Showing posts with label Ben-Hur: A Tale Of The Christ. Show all posts
Showing posts with label Ben-Hur: A Tale Of The Christ. Show all posts

Sunday, April 1, 2018

"Ben Hur" And One Of My Favorite Scenes...


Of course, at Easter many of the old classic Biblical movies hit the airways. For years ABC aired The Ten Commandments on Easter Sunday. I noticed it being on another network yesterday. I'm sure if I looked I could have found The Robe playing somewhere. The movie I most wanted to watched aired today on Turner Movie Classics.

The move: Ben Hur.

When they say "they don't make movies like that anymore," they're talking about movies like Ben Hur. It's over 3 and 1/2 hours long. There's even an intermission. There are moments in the film that are painfully slow, by today's standards. They used thousands of extras and film sets they can't afford to construct nowadays. It was the Jurassic World of its day.


There's many reasons why I love Ben Hur. I love the way it begins with Christ's birth. I love the story of Judah's conversion, his inner struggle of revenge, and then redemption. But there's one scene I like most of all. It occurs after the sea battle, after the chariot race, after Judah finds his sister and mother living in the leper colony. Judah, Esther, and Balthaser come upon a gathering on a mountain where Jesus is about to address the gathering people. Esther and Balhaser stay to listen. Judah does not. We see Judah, a lone figure standing by himself, the masses sit to listen. The scene I love is when Judah decides to leave. If you watch Jesus, he follows Judah, tracks him as he walks. To me, it shows that even though all the people are there to listen, Jesus is mindful of the one.

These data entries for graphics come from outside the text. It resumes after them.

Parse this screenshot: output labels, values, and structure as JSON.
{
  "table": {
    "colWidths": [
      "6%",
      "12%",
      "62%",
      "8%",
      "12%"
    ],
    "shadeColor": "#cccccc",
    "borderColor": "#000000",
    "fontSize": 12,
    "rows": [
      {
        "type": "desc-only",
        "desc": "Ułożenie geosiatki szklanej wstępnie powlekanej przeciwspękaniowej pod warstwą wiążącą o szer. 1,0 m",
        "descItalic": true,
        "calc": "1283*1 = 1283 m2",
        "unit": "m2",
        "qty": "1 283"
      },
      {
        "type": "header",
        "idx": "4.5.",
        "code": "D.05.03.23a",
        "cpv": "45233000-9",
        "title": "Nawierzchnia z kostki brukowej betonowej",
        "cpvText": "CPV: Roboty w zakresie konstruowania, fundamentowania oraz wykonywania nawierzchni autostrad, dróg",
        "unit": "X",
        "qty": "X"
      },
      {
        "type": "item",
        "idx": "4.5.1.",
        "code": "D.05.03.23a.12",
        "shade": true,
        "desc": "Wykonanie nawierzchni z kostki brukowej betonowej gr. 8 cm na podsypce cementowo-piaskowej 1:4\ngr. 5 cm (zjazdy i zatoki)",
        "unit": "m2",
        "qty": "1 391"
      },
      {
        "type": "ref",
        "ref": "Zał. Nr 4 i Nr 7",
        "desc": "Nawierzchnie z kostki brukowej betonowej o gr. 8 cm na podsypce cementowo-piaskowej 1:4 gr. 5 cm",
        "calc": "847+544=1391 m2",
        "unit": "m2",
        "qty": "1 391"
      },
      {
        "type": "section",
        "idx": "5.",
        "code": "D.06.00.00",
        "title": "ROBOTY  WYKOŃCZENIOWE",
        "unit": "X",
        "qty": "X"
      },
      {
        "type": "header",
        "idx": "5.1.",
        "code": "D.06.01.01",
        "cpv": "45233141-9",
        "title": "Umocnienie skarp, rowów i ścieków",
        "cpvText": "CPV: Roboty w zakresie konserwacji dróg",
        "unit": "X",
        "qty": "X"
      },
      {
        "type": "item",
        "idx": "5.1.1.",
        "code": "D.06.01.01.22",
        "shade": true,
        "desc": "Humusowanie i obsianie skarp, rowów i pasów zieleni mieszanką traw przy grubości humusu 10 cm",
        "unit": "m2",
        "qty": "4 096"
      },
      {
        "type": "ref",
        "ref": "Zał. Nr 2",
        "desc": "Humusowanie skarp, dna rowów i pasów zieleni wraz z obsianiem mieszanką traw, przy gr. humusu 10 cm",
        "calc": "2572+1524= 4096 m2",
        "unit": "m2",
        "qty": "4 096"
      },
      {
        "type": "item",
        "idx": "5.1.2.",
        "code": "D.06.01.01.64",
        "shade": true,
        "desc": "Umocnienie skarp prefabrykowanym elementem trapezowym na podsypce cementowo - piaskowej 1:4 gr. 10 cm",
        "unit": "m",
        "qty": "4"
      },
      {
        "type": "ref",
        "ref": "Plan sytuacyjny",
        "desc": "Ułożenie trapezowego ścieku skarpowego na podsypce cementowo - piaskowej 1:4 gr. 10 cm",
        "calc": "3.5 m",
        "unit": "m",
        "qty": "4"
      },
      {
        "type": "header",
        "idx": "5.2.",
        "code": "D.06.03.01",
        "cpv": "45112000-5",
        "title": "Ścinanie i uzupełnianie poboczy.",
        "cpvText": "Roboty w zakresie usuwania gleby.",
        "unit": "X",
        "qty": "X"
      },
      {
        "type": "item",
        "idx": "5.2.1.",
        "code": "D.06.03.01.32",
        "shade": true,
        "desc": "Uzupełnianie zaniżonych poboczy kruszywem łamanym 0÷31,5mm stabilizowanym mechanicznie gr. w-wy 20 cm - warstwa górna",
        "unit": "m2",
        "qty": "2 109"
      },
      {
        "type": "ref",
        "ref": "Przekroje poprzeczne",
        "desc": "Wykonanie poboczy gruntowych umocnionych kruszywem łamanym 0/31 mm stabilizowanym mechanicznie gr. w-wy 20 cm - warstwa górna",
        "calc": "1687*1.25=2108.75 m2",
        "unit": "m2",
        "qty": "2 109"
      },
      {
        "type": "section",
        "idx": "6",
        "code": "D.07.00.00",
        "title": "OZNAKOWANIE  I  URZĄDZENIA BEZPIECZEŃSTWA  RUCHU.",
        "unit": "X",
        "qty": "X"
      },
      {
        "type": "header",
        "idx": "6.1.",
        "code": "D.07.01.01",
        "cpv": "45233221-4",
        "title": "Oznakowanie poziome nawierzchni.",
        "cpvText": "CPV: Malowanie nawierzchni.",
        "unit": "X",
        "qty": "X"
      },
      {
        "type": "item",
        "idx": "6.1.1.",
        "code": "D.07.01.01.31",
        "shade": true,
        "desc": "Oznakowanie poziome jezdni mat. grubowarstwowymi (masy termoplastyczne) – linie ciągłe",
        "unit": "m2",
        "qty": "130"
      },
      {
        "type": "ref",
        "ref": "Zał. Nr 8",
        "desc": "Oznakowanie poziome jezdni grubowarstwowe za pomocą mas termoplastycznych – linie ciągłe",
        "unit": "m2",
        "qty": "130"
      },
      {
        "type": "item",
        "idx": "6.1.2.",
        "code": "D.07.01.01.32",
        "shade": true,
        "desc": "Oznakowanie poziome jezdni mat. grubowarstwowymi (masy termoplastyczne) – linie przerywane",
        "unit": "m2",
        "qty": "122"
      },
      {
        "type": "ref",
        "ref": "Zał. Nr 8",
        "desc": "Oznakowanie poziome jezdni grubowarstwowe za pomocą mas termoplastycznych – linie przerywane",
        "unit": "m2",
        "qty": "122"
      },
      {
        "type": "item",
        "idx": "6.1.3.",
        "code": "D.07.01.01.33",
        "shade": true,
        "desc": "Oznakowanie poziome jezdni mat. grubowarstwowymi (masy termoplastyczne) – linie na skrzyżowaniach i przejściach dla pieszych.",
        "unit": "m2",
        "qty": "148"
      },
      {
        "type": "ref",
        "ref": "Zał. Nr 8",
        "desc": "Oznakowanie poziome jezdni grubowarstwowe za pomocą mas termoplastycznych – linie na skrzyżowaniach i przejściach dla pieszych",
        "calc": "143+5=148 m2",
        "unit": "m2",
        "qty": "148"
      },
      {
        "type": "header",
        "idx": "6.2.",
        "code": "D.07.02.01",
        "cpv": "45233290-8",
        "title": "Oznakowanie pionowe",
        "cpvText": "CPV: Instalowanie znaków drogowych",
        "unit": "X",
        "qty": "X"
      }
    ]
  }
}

I didn't notice this the first time I saw the saw the scene, but when I did notice it, it changed the entire meeting of the movie for me. I could see myself in Judah--not as a chariot racer or galley slave, but as a failed man fighting the inner demons, at times rejecting the words delivered by the Son of God. And even through all that, He's still mindful of me.

If you can get past the length, the slowness, the intermission, the message is as powerful as any movie ever made. And I hope it airs on Easter every year until the end of time.

Thursday, March 26, 2015

"Ben-Hur: A Tale Of The Christ"...A Book Review

387749*

There's a scene in the 1959 movie Ben-Hur that I think I'll never forget. In the movie Judah Ben-Hur is at the Sermon on the Mount while people are gathering to hear from Jesus. Ben-Hur had met Christ before as a slave being led to Rome, but a lot had changed from that time to when the two men were together again. The scene is filmed so we see the back of Christ's head (if I remember, we never actually see Jesus's face in the film...) and as Ben-Hur walks around the outer edge of the gathering crowd, Christ turns, as if he's following Judah as he's leaving.

There's many people on the hill, but Christ focuses on the one man who's leaving. For some reason, the scene was powerful to me. To me, it showed that Christ knows all of us, even when we're walking away from him.

This week I finished the very long audiobook of Ben-Hur: A Tale of the Christ. A couple of weeks ago I finished The Robe. I guess I'm prepping for Easter. These are two books I probably should have read years ago. "Better late than ever," as some say. Even though both books center on Christ and his mission, the one begins with Christ's death, the other ends with it.

The book had a few things different from the film. In the book Judah is a teenager when he's accused of trying to kill the Roman representative and he meets Christ on the trail as a young man. Also the Three Wise Men actually arrive when the Baby Jesus is born--on the 25th of December. I'm not a bible scholar by any stretch, but I believe that Christ was born in the spring and I heard that it took years for the Wise Men to find Christ. 

The book expounded on much of why I loved the story. A poor boy is wrongly accused, saves the life of a Roman who adopts him as his own. He enacts revenge against his boyhood friend in the famous chariot race, returns to his home and finds his mother and sister who are lepers. Then, since this is a book about Jesus Christ, Judah witnesses Christ's crucifixion. Judah is us, we see it all through his eyes.

I'm glad I finally read the book. It is a classic. We know the story and Ben-Hur: A Tale of the Christ allows us to live it with him.